What followed were meager attempts at “normal” life. I had a boyfriend. He was a financial adviser who wore suits. Yet my psychosis plagued me. I’ve taken almost every antipsychotic known to man. An expert that insurance didn’t cover told me that I had a high IQ and schizoaffective disorder. At least I could put a name on it. I went back to school – which sprinkled with psychosis and paranoia isn’t easy at all. I had a 45 minute commute and a needy dog and I set myself up for failure.

I found that I really enjoyed alcohol. I loved buying it and drinking it and just not living in my head. I started my sophomore year feeling so confident that I could float. Everyone around me loved me, why wouldn’t they? If I wanted to sleep with someone I would, and I did. My thoughts ran in circles, and I stayed up nights awake and alert at all hours. Yet the psychosis came, and it stopped my barreling train for a second and brought me back into treatment.

When I got there I was told that I was having a manic episode. I was shocked. A kind nurse, who I recognized from my many past visits sat down with me and gave me what she called a Big Book. She told me that I’ll never be alone because alcoholics, like me have support through Alcoholics Anonymous, if they so choose to use it. Depression and mania respectively, wreaked havoc on me, as well as those I cared about. That, after my mind stopped racing and boosting my confidence, was hard to face.

It took me a long time, but I was finally correctly diagnosed in November, with Bipolar disorder, type 1. I’ve been in treatment ever since. I am in treatment now, the where doesn’t matter,  but they why does. I’m bursting to get out but still falling apart at the seams. Mania and depression are vastly different, and the “me” that I am in both moods is remarkably opposite. It’s hard to be socially anxious when I can remember other times that I was maybe not socially anxious enough. It’s out of my control. I control my medication compliance, therapy work, and sobriety.

The name of this blog is “I am Alice today.” I’ve learned that my many sides, moods, ideas, and tendencies all make up the person that I am. I’m not just a young adult without parents, or a person struggling with Bipolar disorder, an alcoholic or a writer. I am Alice, and when my cell phone alarm goes off every morning, I inevitably snooze it, but I titled the alarm “I am Alice today.” I want to be reminded from the first minute of the day, that I’m a person and not a label.

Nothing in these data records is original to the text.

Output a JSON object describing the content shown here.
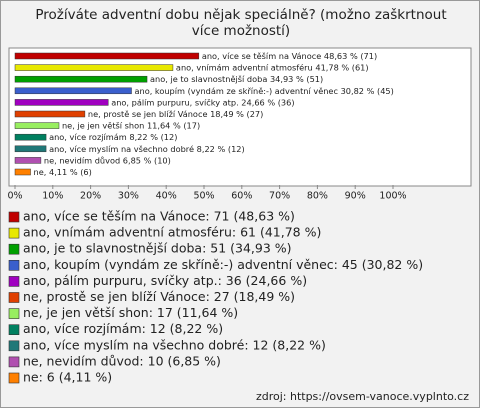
{
  "chart_data": {
    "type": "bar",
    "orientation": "horizontal",
    "title": "Prožíváte adventní dobu nějak speciálně? (možno zaškrtnout více možností)",
    "categories": [
      "ano, více se těším na Vánoce",
      "ano, vnímám adventní atmosféru",
      "ano, je to slavnostnější doba",
      "ano, koupím (vyndám ze skříně:-) adventní věnec",
      "ano, pálím purpuru, svíčky atp.",
      "ne, prostě se jen blíží Vánoce",
      "ne, je jen větší shon",
      "ano, více rozjímám",
      "ano, více myslím na všechno dobré",
      "ne, nevidím důvod",
      "ne,"
    ],
    "values": [
      48.63,
      41.78,
      34.93,
      30.82,
      24.66,
      18.49,
      11.64,
      8.22,
      8.22,
      6.85,
      4.11
    ],
    "value_labels": [
      "48,63 % (71)",
      "41,78 % (61)",
      "34,93 % (51)",
      "30,82 % (45)",
      "24,66 % (36)",
      "18,49 % (27)",
      "11,64 % (17)",
      "8,22 % (12)",
      "8,22 % (12)",
      "6,85 % (10)",
      "4,11 % (6)"
    ],
    "colors": [
      "#c00000",
      "#e8e800",
      "#00a000",
      "#3a5fcd",
      "#a000c0",
      "#e04000",
      "#98ee60",
      "#008060",
      "#207878",
      "#b050b0",
      "#ff8000"
    ],
    "legend": [
      "ano, více se těším na Vánoce: 71 (48,63 %)",
      "ano, vnímám adventní atmosféru: 61 (41,78 %)",
      "ano, je to slavnostnější doba: 51 (34,93 %)",
      "ano, koupím (vyndám ze skříně:-) adventní věnec: 45 (30,82 %)",
      "ano, pálím purpuru, svíčky atp.: 36 (24,66 %)",
      "ne, prostě se jen blíží Vánoce: 27 (18,49 %)",
      "ne, je jen větší shon: 17 (11,64 %)",
      "ano, více rozjímám: 12 (8,22 %)",
      "ano, více myslím na všechno dobré: 12 (8,22 %)",
      "ne, nevidím důvod: 10 (6,85 %)",
      "ne: 6 (4,11 %)"
    ],
    "xlim": [
      0,
      100
    ],
    "xticks": [
      {
        "value": 0,
        "label": "0%"
      },
      {
        "value": 10,
        "label": "10%"
      },
      {
        "value": 20,
        "label": "20%"
      },
      {
        "value": 30,
        "label": "30%"
      },
      {
        "value": 40,
        "label": "40%"
      },
      {
        "value": 50,
        "label": "50%"
      },
      {
        "value": 60,
        "label": "60%"
      },
      {
        "value": 70,
        "label": "70%"
      },
      {
        "value": 80,
        "label": "80%"
      },
      {
        "value": 90,
        "label": "90%"
      },
      {
        "value": 100,
        "label": "100%"
      }
    ],
    "source": "zdroj: https://ovsem-vanoce.vyplnto.cz"
  }
}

This blog is going to consist of my general reflections, memories, funny, happy, and sad, ideas and musings. I am not an authority on anything and don’t purport to be. I know I’m privileged, and I know I have opportunities, especially in terms of mental health treatment, that many don’t. Yet, all I can speak to are my experiences. Situations are different but emotions at least in my experience are universal. I will not use this as a platform to spread my political views, there is so much of that already out there. Feel free to reach out to me, I want to hear your voices and learn what makes you yourself too.

Thanks everyone – welcome to my space.